Estaremos ainda no mesmo barco?

Há mais de um ano, em 27 de março de 2020, o Papa Francisco subia a praça do São Pedro, num momento extraordinário de oração, lançando diversos desafios. Estamos todos no mesmo barco, sob uma tempestade que a todos surpreendeu. A pandemia do novo coronavírus colocou a descoberto muitas fragilidades. “A tempestade desmascara a nossa vulnerabilidade e deixa a descoberto as falsas e supérfluas seguranças com que construímos os nossos programas, os nossos projetos, os nossos hábitos e prioridades… Com a tempestade, caiu a maquilhagem dos estereótipos com que mascaramos o nosso «eu» sempre preocupado com a própria imagem; e ficou a descoberto, uma vez mais, aquela (abençoada) pertença comum a que não nos podemos subtrair: a pertença como irmãos”.

Desta pandemia sairemos melhores ou piores, mas não iguais. A esperança é que esta tempestade nos fizesse sentir verdadeiramente irmãos, para que todos se sentissem em casa, no mesmo barco, sob o mesmo céu e a caminhar sobre o mesmo chão. Havia quem profetizasse um tempo novo, em que tudo seria diferente, exultando a certeza de que ficaria tudo bem. Exultaram os ambientalistas (desencarnados da vida), pois o ambiente tornou-se mais respirável. Alguns (quase) sugeriram que o ser humano está a mais na terra!

Há muito tempo…

Deus chama Jonas e envia-o à grande cidade de Nínive, uma terra estrangeira, para dizer aos seus habitantes que estão à beira da destruição. Jonas hesita e segue, de barco, noutra direção, pouco interessado no destino dessa cidade.
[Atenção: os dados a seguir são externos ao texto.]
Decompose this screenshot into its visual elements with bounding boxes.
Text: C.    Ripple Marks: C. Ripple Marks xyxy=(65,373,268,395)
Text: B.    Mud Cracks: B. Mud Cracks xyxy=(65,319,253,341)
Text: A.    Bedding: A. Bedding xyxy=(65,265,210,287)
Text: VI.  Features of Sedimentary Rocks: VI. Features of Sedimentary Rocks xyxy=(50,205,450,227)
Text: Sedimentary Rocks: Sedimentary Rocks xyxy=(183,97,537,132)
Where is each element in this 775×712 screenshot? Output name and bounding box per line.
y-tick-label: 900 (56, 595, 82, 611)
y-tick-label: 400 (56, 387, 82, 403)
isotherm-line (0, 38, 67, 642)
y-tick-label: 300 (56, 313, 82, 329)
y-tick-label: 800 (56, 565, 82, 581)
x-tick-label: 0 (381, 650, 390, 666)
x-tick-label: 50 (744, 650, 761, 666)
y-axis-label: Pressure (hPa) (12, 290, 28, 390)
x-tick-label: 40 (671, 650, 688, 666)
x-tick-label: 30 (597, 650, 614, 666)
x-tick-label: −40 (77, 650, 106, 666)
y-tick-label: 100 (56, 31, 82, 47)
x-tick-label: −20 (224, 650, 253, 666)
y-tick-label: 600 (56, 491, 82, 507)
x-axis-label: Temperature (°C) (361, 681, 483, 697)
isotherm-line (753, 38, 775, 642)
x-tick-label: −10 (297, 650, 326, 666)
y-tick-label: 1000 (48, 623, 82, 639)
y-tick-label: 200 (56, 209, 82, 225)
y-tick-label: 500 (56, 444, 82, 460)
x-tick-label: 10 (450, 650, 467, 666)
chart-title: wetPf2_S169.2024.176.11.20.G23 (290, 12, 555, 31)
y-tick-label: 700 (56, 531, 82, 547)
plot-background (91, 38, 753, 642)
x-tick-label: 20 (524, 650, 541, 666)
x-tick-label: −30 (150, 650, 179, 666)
Abate-se uma grande tormenta e os tripulantes lançam sortes para saber de quem é a culpa, que recai em Jonas. Pegam nele e deitam-no ao mar. E a tempestade acalmou. Jonas acabará por cumprir a missão a que estava chamado por Deus e anuncia a necessidade de conversão.

Jonas tornou-se pesado. Não tanto do corpo, mas da consciência. Para ele, Nínive ser destruída ou salva seria igual. Não se lembra que o chão é o mesmo e estão debaixo do mesmo Céu. Também aqui a imagem do barco é sugestiva. Alguns pensarão que a desgraça dos outros não os atinge ou que sucesso alheio fere a sua paz. Na verdade, Jonas ficou irritado quando verifica que a cidade não foi destruída, pois os seus habitantes souberam mudar de vida!

“O Senhor interpela-nos e, no meio da nossa tempestade, convida-nos a despertar e ativar a solidariedade e a esperança” (Papa Francisco).

Se estamos no mesmo barco, cuidemos para que não se afunde. Passado mais de um ano, e quando as coisas parecem encaminhar-se para a bonança, nomeadamente com a vacinação, olhamos para o lado e vemos que alguns estão em belos camarotes, protegidos do sol e da chuva e com seguranças à porta; outros estão no convés a espreguiçar-se à espera de serem servidos; outros estão no porão a trabalhar no duro, alguns foram lançados borda fora, excluídos, por se recear que o barco tivesse peso a mais!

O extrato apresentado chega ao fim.